Теа побледнела и даже как бы осунулась. Глаза распахнуты, и в них плещется безумие, рот приоткрыт, словно она готовится закричать.
«Будь проклят умник, придумавший всю эту жуть!» – Август был уже не рад, что притащил сюда Теа. Раньше здесь было значительно тише и не так страшно. То ли за прошедшие годы древнее колдовство перебродило и испортилось, то ли так оно реагирует на Теа. А женщина между тем отступила к стене, прижалась к ней спиной, и Август шагнул к ней, чтобы ободрить, а если понадобится, и защитить, но…

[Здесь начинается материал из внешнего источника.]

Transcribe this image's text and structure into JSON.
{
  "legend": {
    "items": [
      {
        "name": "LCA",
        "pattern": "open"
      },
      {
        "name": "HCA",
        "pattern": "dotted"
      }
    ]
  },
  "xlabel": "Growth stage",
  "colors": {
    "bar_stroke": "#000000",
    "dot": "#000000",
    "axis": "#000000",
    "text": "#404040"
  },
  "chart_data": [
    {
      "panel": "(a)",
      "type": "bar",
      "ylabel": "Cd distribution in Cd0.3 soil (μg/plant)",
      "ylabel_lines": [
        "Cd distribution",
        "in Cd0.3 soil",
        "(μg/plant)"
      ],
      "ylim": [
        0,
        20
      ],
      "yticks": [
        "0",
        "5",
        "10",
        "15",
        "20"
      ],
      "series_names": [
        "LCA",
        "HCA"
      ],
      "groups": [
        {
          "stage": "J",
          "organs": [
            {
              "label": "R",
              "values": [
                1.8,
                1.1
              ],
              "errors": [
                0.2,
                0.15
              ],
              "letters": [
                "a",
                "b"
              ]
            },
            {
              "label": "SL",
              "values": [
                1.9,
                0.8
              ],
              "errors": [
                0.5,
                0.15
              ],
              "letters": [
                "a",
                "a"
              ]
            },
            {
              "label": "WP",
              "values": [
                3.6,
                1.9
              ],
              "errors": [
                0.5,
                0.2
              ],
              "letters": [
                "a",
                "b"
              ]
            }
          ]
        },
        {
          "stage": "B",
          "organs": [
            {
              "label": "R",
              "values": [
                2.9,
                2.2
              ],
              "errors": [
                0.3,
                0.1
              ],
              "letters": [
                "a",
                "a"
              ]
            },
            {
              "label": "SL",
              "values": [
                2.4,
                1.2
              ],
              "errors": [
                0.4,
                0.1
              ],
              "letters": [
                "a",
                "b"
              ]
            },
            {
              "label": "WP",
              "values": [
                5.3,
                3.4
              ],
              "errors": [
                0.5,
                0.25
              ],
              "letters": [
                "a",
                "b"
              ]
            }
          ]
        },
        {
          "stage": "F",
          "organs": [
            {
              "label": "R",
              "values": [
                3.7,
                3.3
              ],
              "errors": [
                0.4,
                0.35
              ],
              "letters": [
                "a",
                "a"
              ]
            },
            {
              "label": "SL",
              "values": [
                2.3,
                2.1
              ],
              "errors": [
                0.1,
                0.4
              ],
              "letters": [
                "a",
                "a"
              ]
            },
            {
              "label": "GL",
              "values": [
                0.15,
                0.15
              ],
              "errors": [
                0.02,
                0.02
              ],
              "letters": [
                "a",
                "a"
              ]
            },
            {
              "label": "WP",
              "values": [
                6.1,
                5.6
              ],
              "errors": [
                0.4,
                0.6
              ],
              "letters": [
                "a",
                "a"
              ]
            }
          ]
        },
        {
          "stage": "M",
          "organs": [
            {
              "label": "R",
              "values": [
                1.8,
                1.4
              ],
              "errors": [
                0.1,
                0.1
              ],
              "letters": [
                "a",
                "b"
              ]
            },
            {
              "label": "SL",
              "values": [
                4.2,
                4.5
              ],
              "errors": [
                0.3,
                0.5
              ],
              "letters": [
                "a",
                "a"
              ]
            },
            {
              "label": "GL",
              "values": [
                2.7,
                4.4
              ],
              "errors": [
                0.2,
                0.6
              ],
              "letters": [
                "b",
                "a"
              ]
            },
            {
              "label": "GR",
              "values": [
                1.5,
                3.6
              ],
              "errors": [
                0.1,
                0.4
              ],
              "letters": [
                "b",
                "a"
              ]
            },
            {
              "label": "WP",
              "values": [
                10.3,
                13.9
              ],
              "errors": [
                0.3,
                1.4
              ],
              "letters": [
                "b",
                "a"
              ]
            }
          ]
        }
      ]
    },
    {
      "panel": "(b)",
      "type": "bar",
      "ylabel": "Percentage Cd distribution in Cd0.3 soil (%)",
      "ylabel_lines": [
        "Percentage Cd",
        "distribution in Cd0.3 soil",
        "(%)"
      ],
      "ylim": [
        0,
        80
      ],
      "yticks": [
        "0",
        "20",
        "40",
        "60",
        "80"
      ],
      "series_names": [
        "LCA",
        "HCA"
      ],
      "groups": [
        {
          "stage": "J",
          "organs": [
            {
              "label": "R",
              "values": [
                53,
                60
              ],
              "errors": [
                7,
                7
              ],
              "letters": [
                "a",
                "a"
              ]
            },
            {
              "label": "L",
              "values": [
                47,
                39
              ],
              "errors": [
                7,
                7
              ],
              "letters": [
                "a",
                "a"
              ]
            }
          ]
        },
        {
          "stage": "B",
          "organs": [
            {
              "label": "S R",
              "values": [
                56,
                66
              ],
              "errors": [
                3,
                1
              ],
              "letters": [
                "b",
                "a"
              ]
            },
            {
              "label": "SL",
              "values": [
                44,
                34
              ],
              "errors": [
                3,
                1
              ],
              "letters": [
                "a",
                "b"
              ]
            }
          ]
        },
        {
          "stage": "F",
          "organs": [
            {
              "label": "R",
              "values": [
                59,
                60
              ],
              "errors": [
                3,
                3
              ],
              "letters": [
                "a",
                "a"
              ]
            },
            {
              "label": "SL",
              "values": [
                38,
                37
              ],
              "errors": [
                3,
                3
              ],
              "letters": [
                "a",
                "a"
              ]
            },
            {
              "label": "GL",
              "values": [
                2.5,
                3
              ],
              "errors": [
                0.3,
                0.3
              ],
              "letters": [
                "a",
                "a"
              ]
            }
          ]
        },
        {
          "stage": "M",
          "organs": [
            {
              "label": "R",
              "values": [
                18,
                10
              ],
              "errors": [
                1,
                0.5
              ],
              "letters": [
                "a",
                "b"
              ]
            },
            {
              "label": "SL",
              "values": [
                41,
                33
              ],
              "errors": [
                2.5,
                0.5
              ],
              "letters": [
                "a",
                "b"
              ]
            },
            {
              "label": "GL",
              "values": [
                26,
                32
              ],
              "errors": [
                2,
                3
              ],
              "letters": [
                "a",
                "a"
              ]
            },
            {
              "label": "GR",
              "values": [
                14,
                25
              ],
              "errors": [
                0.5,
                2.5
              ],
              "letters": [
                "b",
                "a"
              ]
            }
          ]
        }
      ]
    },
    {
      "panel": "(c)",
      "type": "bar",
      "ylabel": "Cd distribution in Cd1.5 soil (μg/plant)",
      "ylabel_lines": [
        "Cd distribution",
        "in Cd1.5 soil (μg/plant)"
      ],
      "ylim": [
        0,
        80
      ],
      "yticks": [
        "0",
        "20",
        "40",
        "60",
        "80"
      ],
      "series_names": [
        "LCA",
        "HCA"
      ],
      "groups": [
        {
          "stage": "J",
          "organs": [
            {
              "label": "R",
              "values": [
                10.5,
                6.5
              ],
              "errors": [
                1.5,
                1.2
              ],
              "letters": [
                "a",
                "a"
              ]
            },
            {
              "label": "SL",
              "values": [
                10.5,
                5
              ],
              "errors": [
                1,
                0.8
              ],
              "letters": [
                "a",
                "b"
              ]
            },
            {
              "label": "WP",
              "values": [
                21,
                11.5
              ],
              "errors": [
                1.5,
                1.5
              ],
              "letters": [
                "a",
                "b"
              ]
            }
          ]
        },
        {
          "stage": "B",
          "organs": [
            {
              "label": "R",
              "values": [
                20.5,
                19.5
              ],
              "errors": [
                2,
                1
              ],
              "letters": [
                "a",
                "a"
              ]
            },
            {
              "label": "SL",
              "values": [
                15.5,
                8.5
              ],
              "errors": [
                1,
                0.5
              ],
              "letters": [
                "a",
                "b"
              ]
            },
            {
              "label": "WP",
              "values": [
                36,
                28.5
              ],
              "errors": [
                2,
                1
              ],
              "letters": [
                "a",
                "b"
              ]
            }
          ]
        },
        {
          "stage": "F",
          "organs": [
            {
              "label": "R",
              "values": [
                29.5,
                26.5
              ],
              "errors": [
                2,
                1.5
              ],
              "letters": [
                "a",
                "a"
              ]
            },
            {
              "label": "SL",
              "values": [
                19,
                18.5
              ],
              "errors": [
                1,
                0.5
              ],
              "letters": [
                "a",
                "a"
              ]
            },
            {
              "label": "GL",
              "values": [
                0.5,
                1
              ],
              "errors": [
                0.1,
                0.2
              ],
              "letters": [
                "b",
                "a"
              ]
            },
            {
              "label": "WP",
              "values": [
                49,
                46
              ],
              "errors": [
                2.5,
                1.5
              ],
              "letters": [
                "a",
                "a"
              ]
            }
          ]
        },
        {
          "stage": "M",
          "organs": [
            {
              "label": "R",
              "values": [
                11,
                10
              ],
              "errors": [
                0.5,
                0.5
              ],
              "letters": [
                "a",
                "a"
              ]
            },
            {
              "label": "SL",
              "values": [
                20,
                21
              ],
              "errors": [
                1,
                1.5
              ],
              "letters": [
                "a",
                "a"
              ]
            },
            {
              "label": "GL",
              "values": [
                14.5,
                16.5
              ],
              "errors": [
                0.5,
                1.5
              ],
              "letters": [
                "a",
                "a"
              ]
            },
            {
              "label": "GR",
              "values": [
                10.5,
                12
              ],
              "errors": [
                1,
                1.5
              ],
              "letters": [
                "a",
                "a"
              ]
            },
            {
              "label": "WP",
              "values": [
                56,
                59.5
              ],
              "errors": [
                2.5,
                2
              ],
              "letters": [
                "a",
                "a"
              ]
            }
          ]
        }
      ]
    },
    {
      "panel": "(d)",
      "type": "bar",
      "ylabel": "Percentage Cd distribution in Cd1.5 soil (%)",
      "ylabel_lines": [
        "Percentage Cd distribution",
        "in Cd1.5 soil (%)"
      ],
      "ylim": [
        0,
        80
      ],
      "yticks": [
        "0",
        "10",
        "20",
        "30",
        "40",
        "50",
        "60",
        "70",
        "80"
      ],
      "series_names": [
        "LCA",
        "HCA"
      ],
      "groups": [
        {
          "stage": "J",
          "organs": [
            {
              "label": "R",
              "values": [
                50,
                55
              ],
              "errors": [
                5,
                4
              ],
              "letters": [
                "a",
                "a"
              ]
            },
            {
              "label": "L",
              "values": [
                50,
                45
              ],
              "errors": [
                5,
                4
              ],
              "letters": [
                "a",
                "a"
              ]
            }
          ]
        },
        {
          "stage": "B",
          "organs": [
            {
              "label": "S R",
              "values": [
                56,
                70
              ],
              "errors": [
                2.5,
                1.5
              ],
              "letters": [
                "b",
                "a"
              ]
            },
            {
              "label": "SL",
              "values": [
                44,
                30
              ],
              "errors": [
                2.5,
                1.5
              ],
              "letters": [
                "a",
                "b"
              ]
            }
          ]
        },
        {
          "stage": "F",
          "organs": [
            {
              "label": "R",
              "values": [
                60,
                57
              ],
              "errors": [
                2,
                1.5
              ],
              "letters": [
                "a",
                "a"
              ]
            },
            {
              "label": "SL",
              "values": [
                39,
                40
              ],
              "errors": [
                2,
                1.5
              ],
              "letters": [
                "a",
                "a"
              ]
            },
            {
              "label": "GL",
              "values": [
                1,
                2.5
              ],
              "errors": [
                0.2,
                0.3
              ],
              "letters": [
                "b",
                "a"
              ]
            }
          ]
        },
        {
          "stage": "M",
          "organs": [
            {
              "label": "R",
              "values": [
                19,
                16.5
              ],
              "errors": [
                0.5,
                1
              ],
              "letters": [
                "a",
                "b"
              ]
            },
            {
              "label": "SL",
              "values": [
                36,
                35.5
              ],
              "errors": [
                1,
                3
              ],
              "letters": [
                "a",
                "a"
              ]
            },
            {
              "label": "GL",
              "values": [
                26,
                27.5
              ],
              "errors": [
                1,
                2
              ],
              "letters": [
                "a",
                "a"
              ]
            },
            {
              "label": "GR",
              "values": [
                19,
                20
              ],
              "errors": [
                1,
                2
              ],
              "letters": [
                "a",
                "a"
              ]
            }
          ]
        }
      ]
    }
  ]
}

– Они нас выгоняют, – неожиданно сказала Теа. – Вот же поганцы!
– Я не уйду! – крикнула во всю силу, так что эхо пошло гулять по пустым гулким залам. В ее голосе, однако, не было гнева или страха, одно лишь раздражение. Негодование, досада, где-то так.
– С кем вы говорите? – нахмурился Август, переставший понимать, что происходит с женщиной, резкая смена настроения которой пугала его гораздо больше, чем все эти показные ужасы.
– Помолчите, Август! – нетерпеливо отмахнулась от него Теа, словно бы прислушиваясь к одной ей слышимым голосам.
– Нет, – сказала через мгновение. – И снова нет!
– Совсем отбились от рук, – объяснила Августу, коротко взглянув ему в глаза, но он ее все равно не понял. Кто отбился от рук? И чьи это руки?
– Кто? – спросил он. – О ком вы говорите?
– Ах, оставьте, Август! – досадливо поморщившись, бросила Теа. – Они говорят, что вы о них знаете. Ну не лично об этих…
– Что? – возмутилась она, словно отвечая на чью-то реплику, которую Август благополучно пропустил. – Нет, милые мои! Совсем не так! Я вам отчетом не обязана. Это вы без меня с ума тут все посходили, а не я без вас!
Август больше не переспрашивал: он начал догадываться о том, что здесь происходит, но сам себе не верил. Этого попросту не могло быть, потому что не могло быть никогда.
Теа говорит с серванами[29] и пилози[30]? Быть этого не может! Ведь они ей не присягали!
– Я сейчас повернусь и уйду! – объявила Теа, обращаясь к кому-то, кого Август по-прежнему не видел и не слышал. – Уйду и больше не вернусь, так и знайте. Тогда хоть на головах стойте и ими же об стенки бейтесь!
Постояла, прислушиваясь, покачала головой.
– Нет, так не пойдет, – погрозила кому-то пальцем. – Я – или я, или не я. И я вам ничего доказывать не намерена. Вот и решайте: да или нет? Мне уйти?.. Так-то лучше! – сказала она через минуту. – Прекратите безобразие и помогите мне вспомнить дом. Я тут все порядком подзабыла. Сто лет, знаете ли, большой срок – целый век.
И вдруг все прекратилось: исчезли тяжесть и холод, стало светлее, ушло из сердца чувство безнадежности.